November 24, 2024
Editorial

LEARNED IN CHILDHOOD

If fire departments attacked just the smoke coming from a burning house instead of the underlying fire, they would use fans instead of hoses. “And the house would burn down faster,” Dr. Vincent Felitti said the other day in Maine’s introduction to his work on the underlying reasons for poor adult health and well-being. The fire, in this case, may have been ignited in childhood.

Dr. Felitti, the chief of preventive medicine at the Kaiser Permanente managed care organization in San Diego, is a primary researcher for the ongoing Adverse Childhood Experiences (ACE) survey, which has gathered data from 17,421 middle-class patients for Kaiser’s Department of Preventive Medicine. His work, presented around the state last week, makes the connection between children’s emotional experiences and the physical and mental health of adults.

In a traditional view, mental-health issues based on childhood beatings, loss of a parent, rape, verbal abuse, a mother treated violently or neglect might not be so surprising, but Dr. Felitti offers another reason for removing the definitional barrier between mental and physical illness.

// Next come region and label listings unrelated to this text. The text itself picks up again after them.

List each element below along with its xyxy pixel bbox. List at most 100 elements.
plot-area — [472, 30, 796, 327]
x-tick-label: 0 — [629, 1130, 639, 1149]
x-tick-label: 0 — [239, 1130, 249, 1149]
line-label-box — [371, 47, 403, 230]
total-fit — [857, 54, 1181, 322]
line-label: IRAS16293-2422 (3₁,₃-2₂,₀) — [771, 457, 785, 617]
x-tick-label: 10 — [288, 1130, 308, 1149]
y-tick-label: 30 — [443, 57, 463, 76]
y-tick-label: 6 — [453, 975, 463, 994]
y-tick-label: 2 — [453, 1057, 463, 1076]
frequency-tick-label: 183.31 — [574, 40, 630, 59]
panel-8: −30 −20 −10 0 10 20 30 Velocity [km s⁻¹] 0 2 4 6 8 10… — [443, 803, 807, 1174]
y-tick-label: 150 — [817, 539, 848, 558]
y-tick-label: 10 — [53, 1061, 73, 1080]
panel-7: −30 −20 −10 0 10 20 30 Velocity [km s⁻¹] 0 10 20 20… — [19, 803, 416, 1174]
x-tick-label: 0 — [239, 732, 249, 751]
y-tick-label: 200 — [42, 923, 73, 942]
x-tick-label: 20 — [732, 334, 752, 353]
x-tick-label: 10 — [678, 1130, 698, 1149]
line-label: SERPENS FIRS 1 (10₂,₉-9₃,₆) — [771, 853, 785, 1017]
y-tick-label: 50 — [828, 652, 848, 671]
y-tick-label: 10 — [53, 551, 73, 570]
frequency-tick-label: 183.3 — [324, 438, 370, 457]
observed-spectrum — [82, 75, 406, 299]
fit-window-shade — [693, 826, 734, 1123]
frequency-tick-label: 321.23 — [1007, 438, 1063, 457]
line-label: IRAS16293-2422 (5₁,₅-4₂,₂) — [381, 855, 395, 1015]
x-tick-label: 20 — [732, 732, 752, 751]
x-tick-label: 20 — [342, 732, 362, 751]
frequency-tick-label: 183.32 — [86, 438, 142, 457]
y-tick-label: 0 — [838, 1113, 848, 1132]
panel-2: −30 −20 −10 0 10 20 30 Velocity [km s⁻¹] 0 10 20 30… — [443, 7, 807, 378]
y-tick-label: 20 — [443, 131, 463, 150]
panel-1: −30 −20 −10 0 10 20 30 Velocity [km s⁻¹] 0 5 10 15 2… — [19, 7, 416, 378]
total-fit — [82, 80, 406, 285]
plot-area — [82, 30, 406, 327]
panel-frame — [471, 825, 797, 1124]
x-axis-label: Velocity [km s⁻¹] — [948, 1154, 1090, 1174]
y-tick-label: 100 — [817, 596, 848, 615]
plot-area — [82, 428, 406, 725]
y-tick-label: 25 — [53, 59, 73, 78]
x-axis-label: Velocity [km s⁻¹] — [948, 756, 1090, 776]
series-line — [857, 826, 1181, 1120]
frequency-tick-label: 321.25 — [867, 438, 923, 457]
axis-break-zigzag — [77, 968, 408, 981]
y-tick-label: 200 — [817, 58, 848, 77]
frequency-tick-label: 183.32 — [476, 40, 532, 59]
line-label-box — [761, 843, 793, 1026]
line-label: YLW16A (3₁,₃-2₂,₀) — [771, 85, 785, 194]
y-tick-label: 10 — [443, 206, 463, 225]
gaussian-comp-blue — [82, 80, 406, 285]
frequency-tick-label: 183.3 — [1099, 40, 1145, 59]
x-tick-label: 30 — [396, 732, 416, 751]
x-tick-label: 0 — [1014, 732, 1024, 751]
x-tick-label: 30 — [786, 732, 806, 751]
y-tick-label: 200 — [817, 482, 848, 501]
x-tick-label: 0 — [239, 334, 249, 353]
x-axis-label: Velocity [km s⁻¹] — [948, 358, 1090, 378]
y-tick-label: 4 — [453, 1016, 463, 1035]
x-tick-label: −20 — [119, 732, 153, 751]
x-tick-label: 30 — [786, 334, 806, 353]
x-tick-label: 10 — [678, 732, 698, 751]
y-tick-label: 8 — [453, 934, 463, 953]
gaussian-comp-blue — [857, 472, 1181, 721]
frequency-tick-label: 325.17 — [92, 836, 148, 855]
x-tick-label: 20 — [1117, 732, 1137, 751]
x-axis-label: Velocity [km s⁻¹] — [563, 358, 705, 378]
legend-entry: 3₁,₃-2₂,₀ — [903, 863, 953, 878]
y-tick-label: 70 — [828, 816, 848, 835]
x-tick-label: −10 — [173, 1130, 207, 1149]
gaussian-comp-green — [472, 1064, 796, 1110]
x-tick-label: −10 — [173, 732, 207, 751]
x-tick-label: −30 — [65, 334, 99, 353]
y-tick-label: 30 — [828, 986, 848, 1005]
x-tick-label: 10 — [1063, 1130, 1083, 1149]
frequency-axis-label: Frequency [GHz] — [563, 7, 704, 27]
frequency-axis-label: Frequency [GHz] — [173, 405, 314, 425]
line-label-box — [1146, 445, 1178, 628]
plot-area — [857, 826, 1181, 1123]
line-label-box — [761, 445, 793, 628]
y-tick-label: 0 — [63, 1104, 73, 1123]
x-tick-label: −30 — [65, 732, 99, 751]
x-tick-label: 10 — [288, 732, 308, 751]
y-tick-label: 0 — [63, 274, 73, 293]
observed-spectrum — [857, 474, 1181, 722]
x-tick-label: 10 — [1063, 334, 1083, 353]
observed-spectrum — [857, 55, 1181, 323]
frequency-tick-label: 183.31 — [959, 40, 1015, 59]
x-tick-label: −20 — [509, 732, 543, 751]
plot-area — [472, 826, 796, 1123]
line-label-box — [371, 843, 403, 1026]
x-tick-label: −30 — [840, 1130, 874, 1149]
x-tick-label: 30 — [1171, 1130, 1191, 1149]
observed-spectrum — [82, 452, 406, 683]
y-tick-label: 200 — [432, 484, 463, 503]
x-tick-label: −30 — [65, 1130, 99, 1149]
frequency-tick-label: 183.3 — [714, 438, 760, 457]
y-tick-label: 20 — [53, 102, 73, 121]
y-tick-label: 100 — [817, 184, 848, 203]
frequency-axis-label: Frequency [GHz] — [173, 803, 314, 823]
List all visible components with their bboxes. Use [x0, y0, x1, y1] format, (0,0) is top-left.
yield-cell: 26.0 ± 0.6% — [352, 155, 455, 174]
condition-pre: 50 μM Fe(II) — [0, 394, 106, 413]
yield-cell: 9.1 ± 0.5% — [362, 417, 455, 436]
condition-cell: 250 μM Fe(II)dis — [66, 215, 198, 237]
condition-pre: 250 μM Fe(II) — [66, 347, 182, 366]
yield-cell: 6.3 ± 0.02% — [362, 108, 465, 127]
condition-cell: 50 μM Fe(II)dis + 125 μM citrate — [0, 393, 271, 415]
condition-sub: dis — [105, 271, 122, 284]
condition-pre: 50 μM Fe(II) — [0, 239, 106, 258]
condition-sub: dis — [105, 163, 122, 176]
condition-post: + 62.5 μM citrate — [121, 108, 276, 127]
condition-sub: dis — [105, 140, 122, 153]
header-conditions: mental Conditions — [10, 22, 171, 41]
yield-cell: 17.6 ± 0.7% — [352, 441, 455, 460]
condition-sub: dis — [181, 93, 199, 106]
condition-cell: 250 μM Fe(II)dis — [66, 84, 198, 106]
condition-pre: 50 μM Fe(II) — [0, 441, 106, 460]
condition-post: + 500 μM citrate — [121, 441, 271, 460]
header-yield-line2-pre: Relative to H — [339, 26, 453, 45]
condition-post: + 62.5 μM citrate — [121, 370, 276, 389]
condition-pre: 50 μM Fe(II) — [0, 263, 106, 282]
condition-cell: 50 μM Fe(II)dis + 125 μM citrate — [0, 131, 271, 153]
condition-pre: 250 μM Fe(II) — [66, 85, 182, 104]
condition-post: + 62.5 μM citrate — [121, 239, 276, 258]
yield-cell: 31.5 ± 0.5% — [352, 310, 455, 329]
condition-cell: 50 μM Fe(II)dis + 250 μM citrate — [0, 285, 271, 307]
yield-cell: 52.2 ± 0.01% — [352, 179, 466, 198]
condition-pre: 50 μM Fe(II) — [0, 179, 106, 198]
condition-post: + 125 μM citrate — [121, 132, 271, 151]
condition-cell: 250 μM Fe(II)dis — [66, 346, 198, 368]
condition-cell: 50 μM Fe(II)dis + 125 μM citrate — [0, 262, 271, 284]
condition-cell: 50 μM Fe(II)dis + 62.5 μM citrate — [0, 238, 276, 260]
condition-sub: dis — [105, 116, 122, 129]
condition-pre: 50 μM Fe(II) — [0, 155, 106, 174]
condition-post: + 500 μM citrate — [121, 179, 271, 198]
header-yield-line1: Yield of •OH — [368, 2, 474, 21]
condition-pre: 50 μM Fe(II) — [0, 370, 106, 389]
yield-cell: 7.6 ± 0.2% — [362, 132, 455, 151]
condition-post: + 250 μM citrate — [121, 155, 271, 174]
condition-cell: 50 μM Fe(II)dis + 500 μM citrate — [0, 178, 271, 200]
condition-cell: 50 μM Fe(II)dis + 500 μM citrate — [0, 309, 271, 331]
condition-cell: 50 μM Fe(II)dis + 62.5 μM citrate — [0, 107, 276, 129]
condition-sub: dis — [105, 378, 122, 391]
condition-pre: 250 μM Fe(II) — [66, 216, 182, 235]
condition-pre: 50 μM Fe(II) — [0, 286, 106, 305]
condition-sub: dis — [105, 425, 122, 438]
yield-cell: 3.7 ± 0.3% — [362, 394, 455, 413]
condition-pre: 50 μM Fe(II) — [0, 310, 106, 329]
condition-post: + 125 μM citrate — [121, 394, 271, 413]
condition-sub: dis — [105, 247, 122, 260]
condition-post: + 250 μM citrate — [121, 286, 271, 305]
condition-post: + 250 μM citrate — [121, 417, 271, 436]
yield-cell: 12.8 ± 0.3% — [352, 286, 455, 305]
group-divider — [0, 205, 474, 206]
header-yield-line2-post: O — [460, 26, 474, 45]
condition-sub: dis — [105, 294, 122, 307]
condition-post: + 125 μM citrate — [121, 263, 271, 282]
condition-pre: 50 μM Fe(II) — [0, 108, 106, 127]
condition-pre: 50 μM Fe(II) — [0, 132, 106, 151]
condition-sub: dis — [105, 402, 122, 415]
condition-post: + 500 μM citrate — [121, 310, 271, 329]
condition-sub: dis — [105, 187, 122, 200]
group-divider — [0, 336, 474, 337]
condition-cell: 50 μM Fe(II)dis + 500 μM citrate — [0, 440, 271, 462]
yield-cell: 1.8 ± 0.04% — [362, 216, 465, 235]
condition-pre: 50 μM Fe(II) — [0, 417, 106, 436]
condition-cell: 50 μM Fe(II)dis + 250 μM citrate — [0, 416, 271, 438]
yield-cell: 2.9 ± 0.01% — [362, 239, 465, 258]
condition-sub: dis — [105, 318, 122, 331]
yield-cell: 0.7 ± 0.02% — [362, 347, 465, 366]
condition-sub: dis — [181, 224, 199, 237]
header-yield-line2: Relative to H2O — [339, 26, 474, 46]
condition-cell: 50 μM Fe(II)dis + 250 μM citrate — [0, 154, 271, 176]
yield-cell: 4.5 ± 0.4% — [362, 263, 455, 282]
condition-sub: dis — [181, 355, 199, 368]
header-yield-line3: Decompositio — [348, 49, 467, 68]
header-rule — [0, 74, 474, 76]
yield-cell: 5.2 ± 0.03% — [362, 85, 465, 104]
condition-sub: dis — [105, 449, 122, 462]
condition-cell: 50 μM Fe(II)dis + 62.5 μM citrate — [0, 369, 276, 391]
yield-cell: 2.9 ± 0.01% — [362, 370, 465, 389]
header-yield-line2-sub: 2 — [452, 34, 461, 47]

His work suggests issues such as obesity, smoking, drug and alcohol addictions can be protective responses to childhood trauma. That is, these physical responses are reasonable (to the patient) ways to defend against the harmful memories of negative experiences, and that as adults are treated for, say, obesity or smoking, the possibility of those early experiences – 51 percent of the population studied had a least one adverse experience as defined by the research – demands that they be considered.

More, the ACE study showed that ill health was more likely, sometimes many times more likely, with the higher number of adverse experiences an adult experienced as a child. The reaction to the negative experiences persisted decades later. Even some seemingly successful pursuits may be responses to trauma.

“Certainly some people sublimate their stresses into work, as the term ‘workaholic’ hints,” Dr. Felitti said, “while others choose high levels of exercise. An insight into the latter can be gained from those anorexics who maintain low weight by constant exercise. While superficially successful, these approaches nevertheless leave core problems well concealed from public recognition… Thus, these approaches are protective, but not curative.”

The personal and societal costs of higher intravenous drug use, smoking, alcohol abuse, higher rates of chronic obstructive pulmonary disease and attempted suicide and their connection to the childhood experiences raise the question of what might be done. Dr. Felitti proposes that more medical providers ask their patients specifically about traumatic events in their past though a questionnaire. Some doctors do this already in Maine; in related work, Dr. Felitti found that the number of patient visits declined substantially simply by care providers showing interest in a patient’s history.

Clearly, however, prevention in the home will be the primary means for addressing this problem. That means that parents will first have to be aware of the effects of the early experiences and work to reduce them in their own homes. It means that men must connect the dots between the Colorado high school case in which a 53-year-old man forced the boys to leave the class before terrorizing the girls or the case in the Amish schoolhouse in Pennsylvania with an even more deadly outcome and the acceptance of violence against girls and women. And yes, of course, women are sometimes violent toward men and toward children, but not in the same numbers as men and not usually to the same severity.

Dr. Felitti’s work invites Maine to respond, on both a broad scale and in the home. The costs are apparent if it does not.